Dans le culte aux divinités de l'époque pharaonique, la fumigation est, avec la libation d'eau, l'un des rituels de purification les plus importants de la liturgie. Supposé être une "émission du corps d'Osiris", l'encens avait notamment pour fonction de donner ou redonner vie aux défunts.
Il s'agissait cependant d'un produit fort rare en Égypte et l'on se souvient de l'expédition, menée au lointain Pays de Pount, par la reine Hatshepsout pour en rapporter, en l'an 9 de son règne, les précieux arbres le produisant.
Ce pouvait être comme dans ce cas précis, de l'oliban, mais aussi de la térébinthe, de la myrrhe, ou du styrax... Mais le plus recherché, le plus prisé, était le kyphi, produit par un mélange de 10 à 50 substances. "Idéalement, il comportait 16 ingrédients parmi lesquels figuraient, entre autres, du vin vieux, du miel, des raisins secs épépinés, de la résine de térébinthe, de l'asphalte, de la myrrhe, du lentisque, deux espèces de genièvre et de cardamome." (Jean-Pierre Corteggiani, L'Égypte ancienne et ses dieux).
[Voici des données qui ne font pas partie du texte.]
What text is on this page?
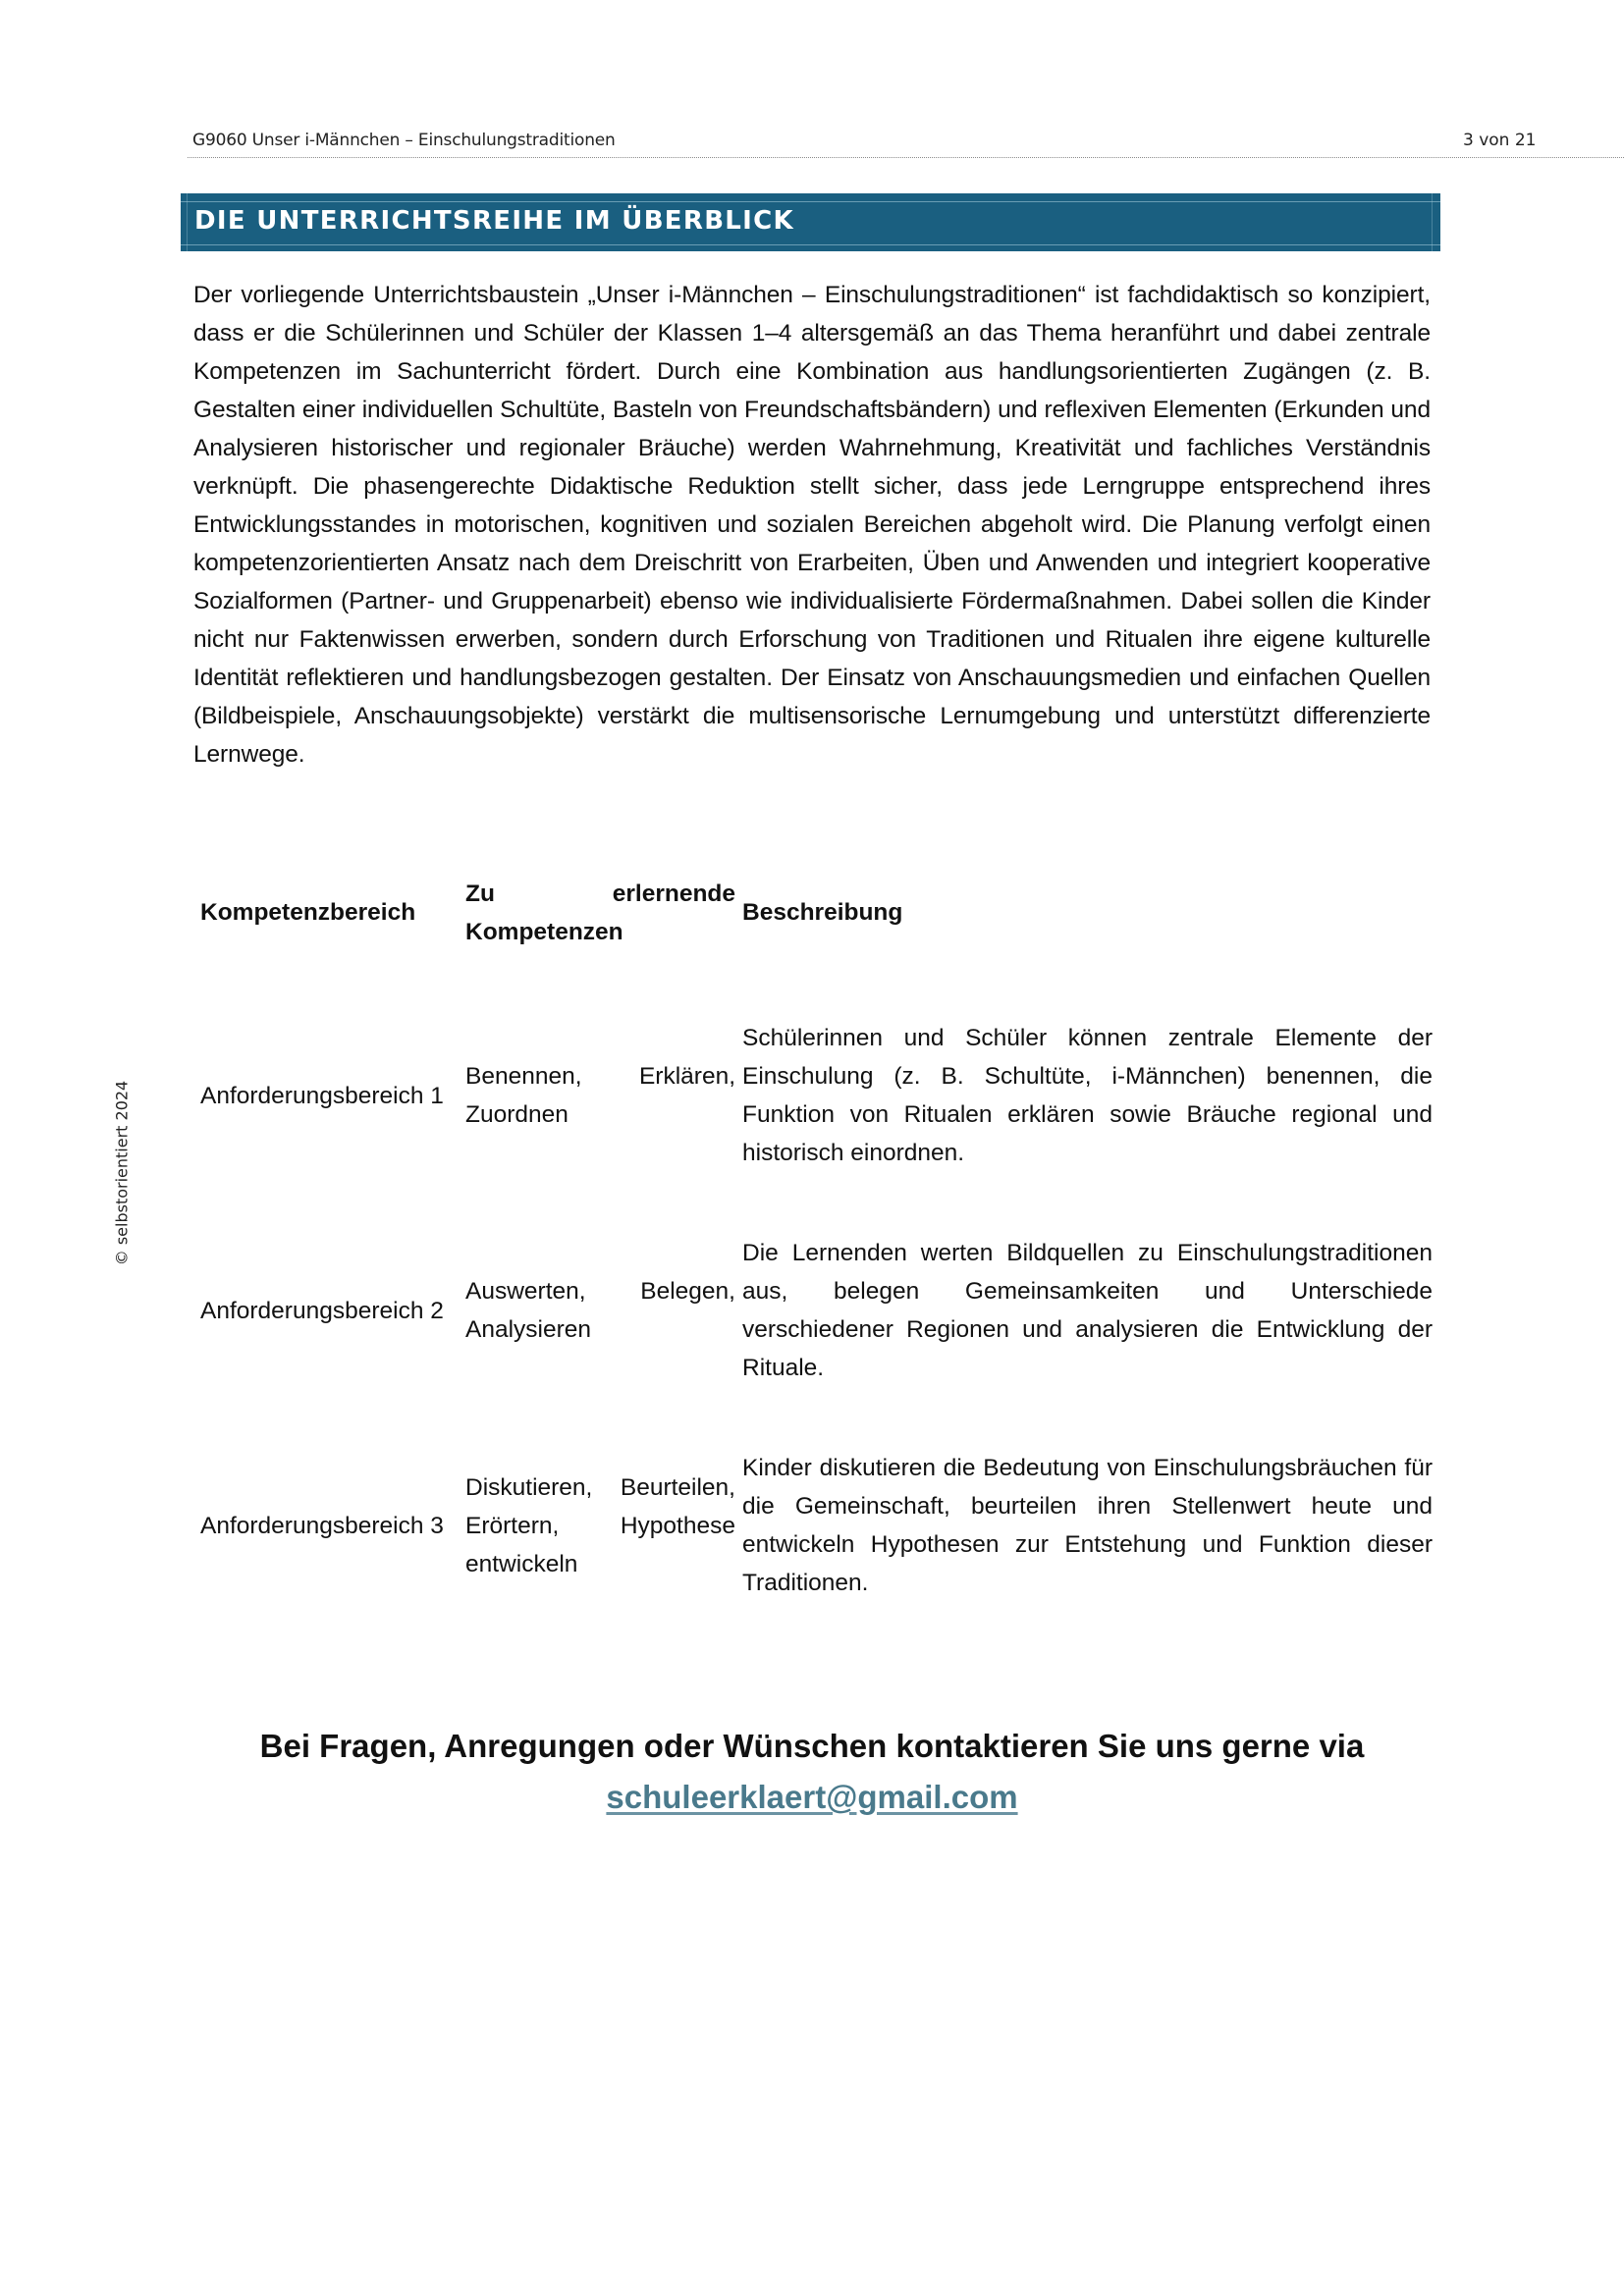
G9060 Unser i-Männchen – Einschulungstraditionen	3 von 21
© selbstorientiert 2024
DIE UNTERRICHTSREIHE IM ÜBERBLICK

Der vorliegende Unterrichtsbaustein „Unser i-Männchen – Einschulungstraditionen“ ist fachdidaktisch so konzipiert, dass er die Schülerinnen und Schüler der Klassen 1–4 altersgemäß an das Thema heranführt und dabei zentrale Kompetenzen im Sachunterricht fördert. Durch eine Kombination aus handlungsorientierten Zugängen (z. B. Gestalten einer individuellen Schultüte, Basteln von Freundschaftsbändern) und reflexiven Elementen (Erkunden und Analysieren historischer und regionaler Bräuche) werden Wahrnehmung, Kreativität und fachliches Verständnis verknüpft. Die phasengerechte Didaktische Reduktion stellt sicher, dass jede Lerngruppe entsprechend ihres Entwicklungsstandes in motorischen, kognitiven und sozialen Bereichen abgeholt wird. Die Planung verfolgt einen kompetenzorientierten Ansatz nach dem Dreischritt von Erarbeiten, Üben und Anwenden und integriert kooperative Sozialformen (Partner- und Gruppenarbeit) ebenso wie individualisierte Fördermaßnahmen. Dabei sollen die Kinder nicht nur Faktenwissen erwerben, sondern durch Erforschung von Traditionen und Ritualen ihre eigene kulturelle Identität reflektieren und handlungsbezogen gestalten. Der Einsatz von Anschauungsmedien und einfachen Quellen (Bildbeispiele, Anschauungsobjekte) verstärkt die multisensorische Lernumgebung und unterstützt differenzierte Lernwege.

Kompetenzbereich	Zu erlernende Kompetenzen	Beschreibung

Anforderungsbereich 1	Benennen, Erklären, Zuordnen	Schülerinnen und Schüler können zentrale Elemente der Einschulung (z. B. Schultüte, i-Männchen) benennen, die Funktion von Ritualen erklären sowie Bräuche regional und historisch einordnen.

Anforderungsbereich 2	Auswerten, Belegen, Analysieren	Die Lernenden werten Bildquellen zu Einschulungstraditionen aus, belegen Gemeinsamkeiten und Unterschiede verschiedener Regionen und analysieren die Entwicklung der Rituale.

Anforderungsbereich 3	Diskutieren, Beurteilen, Erörtern, Hypothese entwickeln	Kinder diskutieren die Bedeutung von Einschulungsbräuchen für die Gemeinschaft, beurteilen ihren Stellenwert heute und entwickeln Hypothesen zur Entstehung und Funktion dieser Traditionen.
Bei Fragen, Anregungen oder Wünschen kontaktieren Sie uns gerne via
schuleerklaert@gmail.com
Des "ustensiles" spéciaux étaient dédiés à la combustion ou au "brûlage" de ces précieux "ingrédients" Ainsi, peu à peu, aux cassolettes ont succédé les encensoirs ou "Bras d'Horus", ou bien encore les braseros, dans lesquels brûlaient des boulettes de résines odoriférantes…
C'est à l'époque grecque - même si parfois on lui attribue plutôt une origine moyen-orientale - que l'ont vit apparaître en Egypte ce genre d' "autel à cornes" ou "à acrotères" qui, par la suite comme le précise le Musée du Louvre, se propagera : "dans tout l’Empire romain, grâce à la diffusion du culte d’Isis et de Sarapis".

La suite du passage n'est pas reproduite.